“Accidentally on Purpose” is a new sitcom starring Jenna Elfman that centers around a 37-year-old woman who starts a fling with a much younger man, only to find herself pregnant. The premise immediately made me raise a feminist eyebrow, since there are just so many tropes and clichés that potentially lurk just below the surface. Watching the pilot episode, I was pleased to find it wasn’t nearly as bad as it could have been, though it does definitely have its issues.
At the same time, though, there were a few points in the show – mainly just a few lines or interactions between the characters – that made me feel like it was more socially aware than I had anticipated. At one point, Billie (Elfman), a film reviewer, says that because of her job, she realizes that there are three stages in a woman’s life: “Meg Ryan in Sleepless in Seattle, Meg Ryan in Addicted to Love, and Meg Ryan in the supermarket insisting that she really is Meg Ryan” I’m paraphrasing because I forgot to write down the exact quote, but however casual a joke it was, the overall theme of it was that this woman could immediately point to the ways that media was conditioning her expectations about her life, and it’s funny because we all recognize it a little in ourselves. In this very quick, very generic and non-descriptive line, she manages to highlight the selling of the romantic ideal as women’s life achievement, the shaming of those women who have had that ideal, lost it and want it back, and the age-based downward social trajectory that women face.

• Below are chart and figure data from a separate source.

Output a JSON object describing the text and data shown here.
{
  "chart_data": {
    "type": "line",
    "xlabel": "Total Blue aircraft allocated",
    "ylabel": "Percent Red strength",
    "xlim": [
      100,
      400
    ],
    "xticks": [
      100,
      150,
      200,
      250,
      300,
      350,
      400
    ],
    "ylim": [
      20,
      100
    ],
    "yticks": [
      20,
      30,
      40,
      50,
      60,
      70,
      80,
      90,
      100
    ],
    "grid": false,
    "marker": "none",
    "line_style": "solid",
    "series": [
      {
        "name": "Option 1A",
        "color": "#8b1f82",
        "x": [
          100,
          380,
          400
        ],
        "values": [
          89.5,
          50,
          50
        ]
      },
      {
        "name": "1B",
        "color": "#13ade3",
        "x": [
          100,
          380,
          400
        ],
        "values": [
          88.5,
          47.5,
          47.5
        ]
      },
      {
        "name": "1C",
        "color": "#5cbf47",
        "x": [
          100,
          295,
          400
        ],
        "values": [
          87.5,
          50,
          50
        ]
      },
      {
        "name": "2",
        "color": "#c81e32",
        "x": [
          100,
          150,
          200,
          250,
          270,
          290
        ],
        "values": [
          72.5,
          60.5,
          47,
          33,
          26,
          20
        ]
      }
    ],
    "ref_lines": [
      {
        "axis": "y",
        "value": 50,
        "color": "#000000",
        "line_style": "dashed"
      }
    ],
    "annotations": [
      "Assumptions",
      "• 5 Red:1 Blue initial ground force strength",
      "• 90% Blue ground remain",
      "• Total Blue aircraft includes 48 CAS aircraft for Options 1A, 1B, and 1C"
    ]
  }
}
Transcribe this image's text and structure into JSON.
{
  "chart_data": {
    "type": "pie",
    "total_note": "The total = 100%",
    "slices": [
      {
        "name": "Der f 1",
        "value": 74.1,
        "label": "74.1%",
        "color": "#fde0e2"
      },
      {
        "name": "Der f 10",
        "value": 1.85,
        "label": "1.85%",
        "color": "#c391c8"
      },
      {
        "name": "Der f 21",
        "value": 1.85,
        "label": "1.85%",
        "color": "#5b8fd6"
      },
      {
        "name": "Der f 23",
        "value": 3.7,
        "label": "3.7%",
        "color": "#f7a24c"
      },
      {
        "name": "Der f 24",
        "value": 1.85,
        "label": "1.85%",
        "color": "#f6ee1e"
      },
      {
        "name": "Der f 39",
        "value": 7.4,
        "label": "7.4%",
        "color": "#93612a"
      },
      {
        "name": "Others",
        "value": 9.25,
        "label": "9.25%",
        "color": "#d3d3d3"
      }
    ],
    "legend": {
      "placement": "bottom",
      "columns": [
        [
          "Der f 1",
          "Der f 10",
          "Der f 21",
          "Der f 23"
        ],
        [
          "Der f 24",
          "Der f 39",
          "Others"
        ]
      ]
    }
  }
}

Women’s experience of aging, obviously plays a huge role in this show, and it’s juxtaposed at least a little against the male characters’ experiences. Billie’s boss/ex, who is around her age, clearly understands his success based on his career trajectory, and his aloof bachelor status remains a mark of pride. Zack and his friends, while they’re definitely young, are not so young that their extreme irresponsibility should be anything but an enormous embarrassment. It’s obvious from the interactions that Billie and her friends are well aware that guys can have these lifestyles, while they, for a variety of socially-induced reasons, just can’t. Billie’s decision to have this baby, despite the less-than-ideal circumstances, is at least partially based on her recognition of this fact, and her choice to stop waiting for James (or a man like him) to change, because he doesn’t really have or want to.
Within this theme, my biggest problem with the show is that it doesn’t always successfully avoid doing one of the things that I think it really is trying to ridicule – making this independent, financially secure and relatively emotionally stable woman look desperate, pathetic, and somewhat deluded about her own ‘empowerment’. Sleeping with an attractive, much younger man who is under-employed and sleeps in his van should not be portrayed as more shameful than being that young man in his early 20s who is more focused on drinking with his friends and video games than on anything else in his life. Or, for that matter, than being an emotionally clueless, somewhat narcissistic executive in his late 30s who can’t bring himself to care about another human being or even really understand basic social niceties. Overall, though, this show did a lot better than it might have, and there’s a definite level of awareness to it that I wasn’t really expecting.